Data Part: I am using the Ames Housing dataset as was hosted in Kaggle. I'm loading it in pandas dataframe as:

url = 'http://www.amstat.org/publications/jse/v19n3/decock/AmesHousing.xls'
# Load the file into a Pandas DataFrame


For simplicity, out of 81 independent features, I am ONLY taking the Neighborhood, which is categorical, and the Gr Liv Area, which is numerical. And SalePrice, which is our target. I also split the data into train, and test and normalize the numerical variables.

features = ['Neighborhood','Gr Liv Area']
target = ['SalePrice']
data_df=data_df[features + target]

X_train, y_train = data_df.iloc[:2000][features], data_df.iloc[:2000][target]
X_test = data_df.iloc[2000:][features]

X_train['Gr Liv Area']=StandardScaler().fit_transform(X_train['Gr Liv Area'].reshape(-1, 1))
y_train=StandardScaler().fit_transform(y_train)

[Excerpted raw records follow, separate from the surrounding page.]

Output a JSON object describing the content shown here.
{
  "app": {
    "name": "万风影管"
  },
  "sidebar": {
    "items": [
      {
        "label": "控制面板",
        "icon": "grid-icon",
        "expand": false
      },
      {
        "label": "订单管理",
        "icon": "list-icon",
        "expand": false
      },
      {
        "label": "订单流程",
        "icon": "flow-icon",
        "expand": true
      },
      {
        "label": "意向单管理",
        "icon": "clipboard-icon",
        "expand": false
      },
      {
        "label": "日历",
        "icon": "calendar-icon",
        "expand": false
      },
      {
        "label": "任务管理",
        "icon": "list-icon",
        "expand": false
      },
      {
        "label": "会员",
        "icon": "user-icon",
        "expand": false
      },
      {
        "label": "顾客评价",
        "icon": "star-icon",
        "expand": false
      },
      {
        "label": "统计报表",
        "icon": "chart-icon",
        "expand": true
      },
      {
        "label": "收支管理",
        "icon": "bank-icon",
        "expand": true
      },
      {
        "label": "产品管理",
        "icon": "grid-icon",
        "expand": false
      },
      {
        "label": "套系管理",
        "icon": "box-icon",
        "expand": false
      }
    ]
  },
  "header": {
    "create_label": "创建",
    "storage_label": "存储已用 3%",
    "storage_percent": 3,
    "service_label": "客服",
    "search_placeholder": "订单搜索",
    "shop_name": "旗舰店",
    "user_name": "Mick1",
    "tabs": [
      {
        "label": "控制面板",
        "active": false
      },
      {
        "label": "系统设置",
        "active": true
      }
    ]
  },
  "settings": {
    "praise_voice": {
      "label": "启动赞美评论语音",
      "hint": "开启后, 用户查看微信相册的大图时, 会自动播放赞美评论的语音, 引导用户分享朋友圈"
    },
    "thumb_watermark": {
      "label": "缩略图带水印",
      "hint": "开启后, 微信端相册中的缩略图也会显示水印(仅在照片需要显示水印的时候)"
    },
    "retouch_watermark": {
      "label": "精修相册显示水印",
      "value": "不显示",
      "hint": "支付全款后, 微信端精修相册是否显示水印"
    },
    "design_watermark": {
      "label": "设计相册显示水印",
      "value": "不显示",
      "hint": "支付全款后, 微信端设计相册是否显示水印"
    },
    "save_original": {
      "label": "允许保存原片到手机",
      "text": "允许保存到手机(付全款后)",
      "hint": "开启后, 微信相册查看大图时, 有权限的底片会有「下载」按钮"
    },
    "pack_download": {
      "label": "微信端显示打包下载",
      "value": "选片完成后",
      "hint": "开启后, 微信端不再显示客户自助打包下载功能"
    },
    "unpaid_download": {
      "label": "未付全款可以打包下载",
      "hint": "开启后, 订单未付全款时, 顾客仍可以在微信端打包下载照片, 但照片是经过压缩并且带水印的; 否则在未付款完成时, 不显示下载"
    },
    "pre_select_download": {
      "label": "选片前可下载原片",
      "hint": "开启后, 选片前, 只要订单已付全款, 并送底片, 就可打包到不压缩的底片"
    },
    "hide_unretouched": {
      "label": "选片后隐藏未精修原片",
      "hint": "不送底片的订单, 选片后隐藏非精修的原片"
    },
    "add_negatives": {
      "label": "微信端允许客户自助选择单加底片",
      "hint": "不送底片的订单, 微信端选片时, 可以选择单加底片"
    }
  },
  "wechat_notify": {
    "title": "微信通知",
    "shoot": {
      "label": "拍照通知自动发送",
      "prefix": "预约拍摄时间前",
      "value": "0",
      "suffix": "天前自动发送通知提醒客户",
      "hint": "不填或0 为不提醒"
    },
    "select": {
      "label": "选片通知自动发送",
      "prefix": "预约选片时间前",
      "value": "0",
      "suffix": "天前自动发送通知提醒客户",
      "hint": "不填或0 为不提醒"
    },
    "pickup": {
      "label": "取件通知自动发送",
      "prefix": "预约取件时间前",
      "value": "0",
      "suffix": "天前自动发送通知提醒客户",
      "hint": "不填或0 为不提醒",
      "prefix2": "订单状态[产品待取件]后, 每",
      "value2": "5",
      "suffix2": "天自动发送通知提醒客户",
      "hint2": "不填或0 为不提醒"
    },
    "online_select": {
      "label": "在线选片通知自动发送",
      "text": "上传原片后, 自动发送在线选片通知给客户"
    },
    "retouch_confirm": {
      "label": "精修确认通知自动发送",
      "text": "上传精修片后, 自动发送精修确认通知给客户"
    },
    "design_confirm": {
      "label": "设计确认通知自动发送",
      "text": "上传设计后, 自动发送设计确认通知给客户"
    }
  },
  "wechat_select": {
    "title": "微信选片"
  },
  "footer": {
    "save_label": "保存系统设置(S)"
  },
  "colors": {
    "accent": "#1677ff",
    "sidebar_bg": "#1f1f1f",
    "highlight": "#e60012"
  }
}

Embedding Neural Net: Here is the block of code where I am building the Entity Embedding Neural Net including both the categorical and numerical variables. In Entity Embedding, there is a particular hyperparamter that defines the embedding size (as we have in NLP). Here I am using of the above-mentioned blogpost strategy to choose that.

input_models=[]
output_embeddings=[]
numerics = ['int16', 'int32', 'int64', 'float16', 'float32', 'float64']

for categorical_var in X_train.select_dtypes(include=['object']):

#Name of the categorical variable that will be used in the Keras Embedding layer
cat_emb_name= categorical_var.replace(" ", "")+'_Embedding'

# Define the embedding_size
no_of_unique_cat  = X_train[categorical_var].nunique()
embedding_size = int(min(np.ceil((no_of_unique_cat)/2), 50 ))
vocab  = no_of_unique_cat+1

#One Embedding Layer for each categorical variable
input_model = Input(shape=(1,))
output_model = Embedding(vocab, embedding_size, name=cat_emb_name)(input_model)
output_model = Reshape(target_shape=(embedding_size,))(output_model)

#Appending all the categorical inputs
input_models.append(input_model)

#Appending all the embeddings
output_embeddings.append(output_model)

#Other non-categorical data columns (numerical).
#I define single another network for the other columns and add them to our models list.
input_numeric = Input(shape=(len(X_train.select_dtypes(include=numerics).columns.tolist()),))
embedding_numeric = Dense(64)(input_numeric)
input_models.append(input_numeric)
output_embeddings.append(embedding_numeric)

#At the end we concatenate altogther and add other Dense layers
output = Concatenate()(output_embeddings)
output = Dense(500, kernel_initializer="uniform")(output)
output = Activation('relu')(output)
output = Dense(256, kernel_initializer="uniform")(output)
output = Activation('relu')(output)
output = Dense(1, activation='sigmoid')(output)

model = Model(inputs=input_models, outputs=output)


At the end, the model looks like this:

This look OK to me, unless I'm missing sth. Anyway, when I'm training the model like below:

history  =  model.fit(X_train,y_train  , epochs =  200 , batch_size = 16, verbose= 2)


I get a rather usual keras error:

ValueError: Error when checking model input: the list of Numpy arrays that you are passing to your model is not the size the model expected. Expected to see 2 array(s), but instead got the following list of 1 arrays: [array([['NAmes', 0.31507361227175135],
['NAmes', -1.2242024755540366],
['NAmes', -0.3472201781480285],
...,


Then I looked more carefully at the original github or that Kaggle kernel, I noticed one has to convert the data to list format to match the network structure (still I am not sure I fully understand WHY!, see the preproc function there). Anyway, I convert my data to the list format like:

X_train_list = []

for i,column in enumerate(X_train.columns.tolist()):
X_train_list.append(X_train.values[..., [i]])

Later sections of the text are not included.